In conclusion, this study suggests that a considerable amount of time and resources may be wasted in trying to develop and implement practice profiles of individual primary care providers using many of the currently popular quality indicators. Instead, efforts might be better spent on developing and evaluating indicators that are not designed just to grade providers but to support and promote specific, high-priority clinical actions. Likewise, in-creased emphasis on constructing and examining facility/clinic level profiles may be more productive.

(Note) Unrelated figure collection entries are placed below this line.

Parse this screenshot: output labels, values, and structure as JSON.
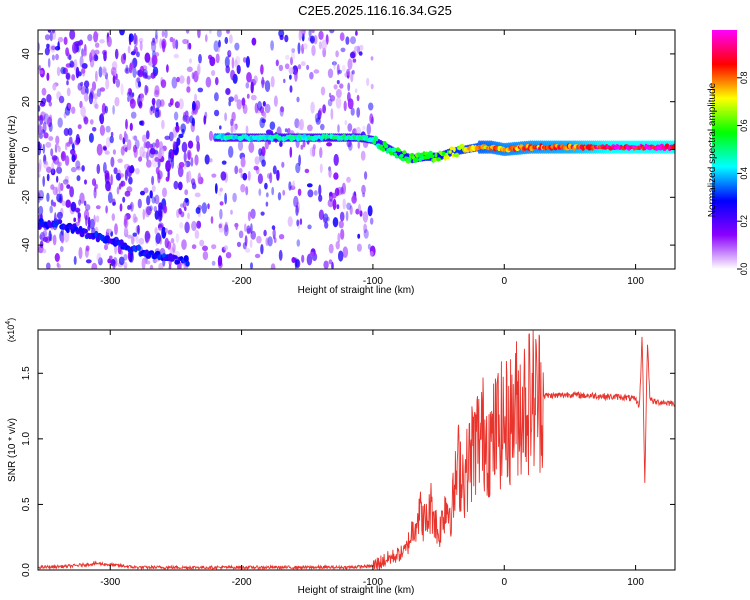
{
  "page_title": "C2E5.2025.116.16.34.G25",
  "chart_data": [
    {
      "type": "heatmap",
      "xlabel": "Height of straight line (km)",
      "ylabel": "Frequency (Hz)",
      "xlim": [
        -355,
        130
      ],
      "ylim": [
        -50,
        50
      ],
      "x_ticks": [
        -300,
        -200,
        -100,
        0,
        100
      ],
      "y_ticks": [
        -40,
        -20,
        0,
        20,
        40
      ],
      "colorbar": {
        "label": "Normalized spectral amplitude",
        "range": [
          0,
          1
        ],
        "ticks": [
          0.0,
          0.2,
          0.4,
          0.6,
          0.8
        ],
        "tick_labels": [
          "0.0",
          "0.2",
          "0.4",
          "0.6",
          "0.8"
        ],
        "colormap": [
          "#ffffff",
          "#8a00ff",
          "#0000ff",
          "#00ffff",
          "#00ff00",
          "#ffff00",
          "#ff0000",
          "#ff00ff"
        ]
      },
      "features": [
        {
          "description": "broadband noise scattered across all frequencies",
          "x_range": [
            -355,
            -100
          ],
          "amplitude": 0.2
        },
        {
          "description": "low-frequency drift track",
          "points": [
            [
              -355,
              -31
            ],
            [
              -340,
              -31
            ],
            [
              -320,
              -35
            ],
            [
              -300,
              -38
            ],
            [
              -280,
              -42
            ],
            [
              -260,
              -45
            ],
            [
              -240,
              -47
            ]
          ],
          "amplitude": 0.25
        },
        {
          "description": "dominant signal track",
          "points": [
            [
              -220,
              5
            ],
            [
              -200,
              5
            ],
            [
              -150,
              5
            ],
            [
              -110,
              5
            ],
            [
              -100,
              4
            ],
            [
              -90,
              1
            ],
            [
              -80,
              -2
            ],
            [
              -70,
              -4
            ],
            [
              -60,
              -3
            ],
            [
              -50,
              -3
            ],
            [
              -40,
              -1
            ],
            [
              -30,
              0
            ],
            [
              -20,
              1
            ],
            [
              -10,
              1
            ],
            [
              0,
              0
            ],
            [
              20,
              1
            ],
            [
              50,
              1
            ],
            [
              80,
              1
            ],
            [
              100,
              1
            ],
            [
              130,
              1
            ]
          ],
          "amplitude_profile": [
            [
              -220,
              0.45
            ],
            [
              -100,
              0.5
            ],
            [
              -60,
              0.6
            ],
            [
              -20,
              0.75
            ],
            [
              0,
              0.8
            ],
            [
              50,
              0.85
            ],
            [
              80,
              0.95
            ],
            [
              130,
              0.95
            ]
          ]
        }
      ]
    },
    {
      "type": "line",
      "xlabel": "Height of straight line (km)",
      "ylabel": "SNR (10 * v/v)",
      "y_multiplier_label": "(x10",
      "y_multiplier_exp": "4",
      "y_multiplier_close": ")",
      "xlim": [
        -355,
        130
      ],
      "ylim": [
        0,
        1.83
      ],
      "x_ticks": [
        -300,
        -200,
        -100,
        0,
        100
      ],
      "y_ticks": [
        0.0,
        0.5,
        1.0,
        1.5
      ],
      "y_tick_labels": [
        "0.0",
        "0.5",
        "1.0",
        "1.5"
      ],
      "series": [
        {
          "color": "#e8342c",
          "x": [
            -355,
            -330,
            -310,
            -280,
            -250,
            -200,
            -150,
            -120,
            -100,
            -90,
            -80,
            -75,
            -70,
            -65,
            -60,
            -55,
            -50,
            -45,
            -40,
            -35,
            -30,
            -25,
            -20,
            -15,
            -10,
            -5,
            0,
            5,
            10,
            15,
            20,
            25,
            30,
            40,
            50,
            60,
            70,
            80,
            90,
            100,
            103,
            105,
            107,
            109,
            111,
            115,
            120,
            130
          ],
          "y": [
            0.02,
            0.03,
            0.05,
            0.02,
            0.02,
            0.02,
            0.02,
            0.02,
            0.03,
            0.08,
            0.12,
            0.15,
            0.3,
            0.45,
            0.35,
            0.5,
            0.25,
            0.5,
            0.45,
            0.8,
            0.7,
            0.9,
            1.0,
            1.05,
            0.95,
            1.1,
            1.1,
            1.15,
            1.25,
            1.28,
            1.3,
            1.32,
            1.33,
            1.33,
            1.34,
            1.33,
            1.33,
            1.32,
            1.32,
            1.3,
            1.25,
            1.8,
            0.65,
            1.75,
            1.3,
            1.28,
            1.28,
            1.27
          ]
        }
      ]
    }
  ]
}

This includes the advancement of information systems for obtaining detailed clinical data; continued support for the creation and use of a consistent measurement set (e.g., HEDIS) that focuses on aspects of care that are truly important for improving patient outcomes; and finally, identifying what factors contribute to performance differences at the facility or clinic level, including characteristics of the patient population and the facility (e.g., academic affiliation, practitioner mix, implementation of special programs or clinics, and referral procedures). These steps will, in turn, help with initiating more targeted and prudent approaches to promoting improvements both in patient care and patient health outcomes.